The unemployment rate in the National Capital Region hit its lowest level since September 2011 last month, driven in large part by a rapidly expanding federal government, Statistics Canada said Friday.
Employers in Ottawa and Gatineau collectively added 2,600 workers to their payrolls in January, according to Statistics Canada, which uses a seasonally adjusted three-month rolling average to report region-wide employment figures. This helped to set a record employment high of 725,100 local residents.
Combined with a modest decline in the labour force, this pushed the unemployment rate down to 5.7 per cent from 6.1 per cent in December.
The impact of the strengthening local labour market is already being felt across the wider economy.
Earlier this week, the Canada Mortgage and Housing Corp. credited rising employment levels for pushing up the number of new housing starts in Ottawa.
According to unadjusted, three-month moving averages, the federal government added 2,600 jobs in the region last month. Since July, the federal government has expanded its local workforce by a staggering 16 per cent, or 20,200 individuals, bringing the number of federal civil servants to 147,700 – a level not seen since March 2010.
The closely watched technology sector, meanwhile, lost jobs for the fourth straight month as employers shed 1,100 staff. However, the 40,400 individuals working in the tech sector last month is still higher than the levels recorded throughout much of 2015 and the first half of 2016.

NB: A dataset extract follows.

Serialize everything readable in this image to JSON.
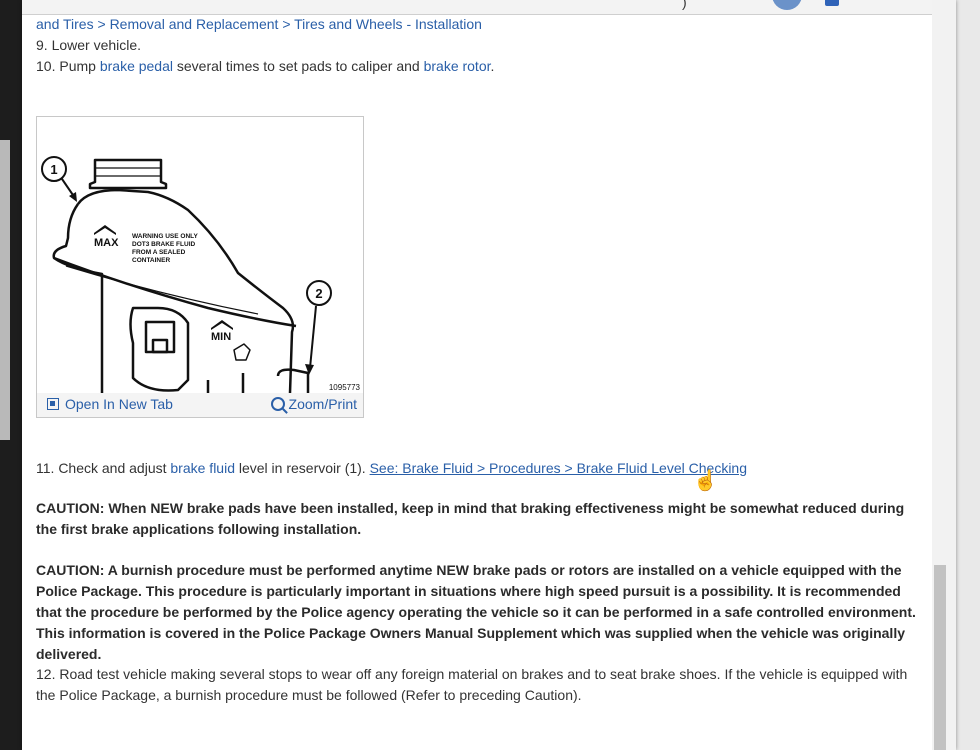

Nationally, Canada’s labour market unexpectedly added 48,300 jobs last month thanks to surges in part-time and private-sector work, Statistics Canada said.
The agency's January employment survey showed an increase of 32,400 part-time positions and a smaller gain of 15,800 jobs in the more-desirable category of full-time work. Both numbers, however, were too low to be deemed statistically significant.
The report also found that private-sector jobs rose 32,400 between December and January, compared with an increase of 7,700 public-sector positions.
The increases helped drop the unemployment rate last month to 6.8 per cent from 6.9 per cent.
Economists had projected the job numbers to stay unchanged last month and for the unemployment rate to hold at 6.9 per cent, according to Thomson Reuters.
The vast majority of the new jobs – 42,600 positions – were created in the services sector, with the bulk of those concentrated in areas such as finance, insurance, real estate, business management, transportation and warehousing.
The number of factory jobs in Canada increased by 5,600 positions last month.
The category of self-employed positions added 8,200 last month while paid employee jobs climbed by 40,000.
The country's job market has seen gains in five out of the last six monthly reports.
In December, the overall labour force expanded by 53,700 net jobs compared with the previous month.Looking back 12 months, Canada gained 276,100 net new jobs overall with the addition of 86,200 full-time positions and 189,900 part-time jobs.
Among the provinces, Ontario gained the most jobs last month with 28,800 new positions, an increase of 0.4 per cent compared with December. Most of those new jobs, or 23,500 positions, were part time.
The overall number of jobs in Alberta last month was essentially unchanged compared to December, but the province did shed 24,300 full-time positions.The report was stronger for British Columbia, which gained 11,200 net new positions last month thanks to a month-over-month increase of 25,400 full-time jobs.
Statistics Canada also found the national youth unemployment rate rose in January to 13.3 per cent, up from 12.6 per cent.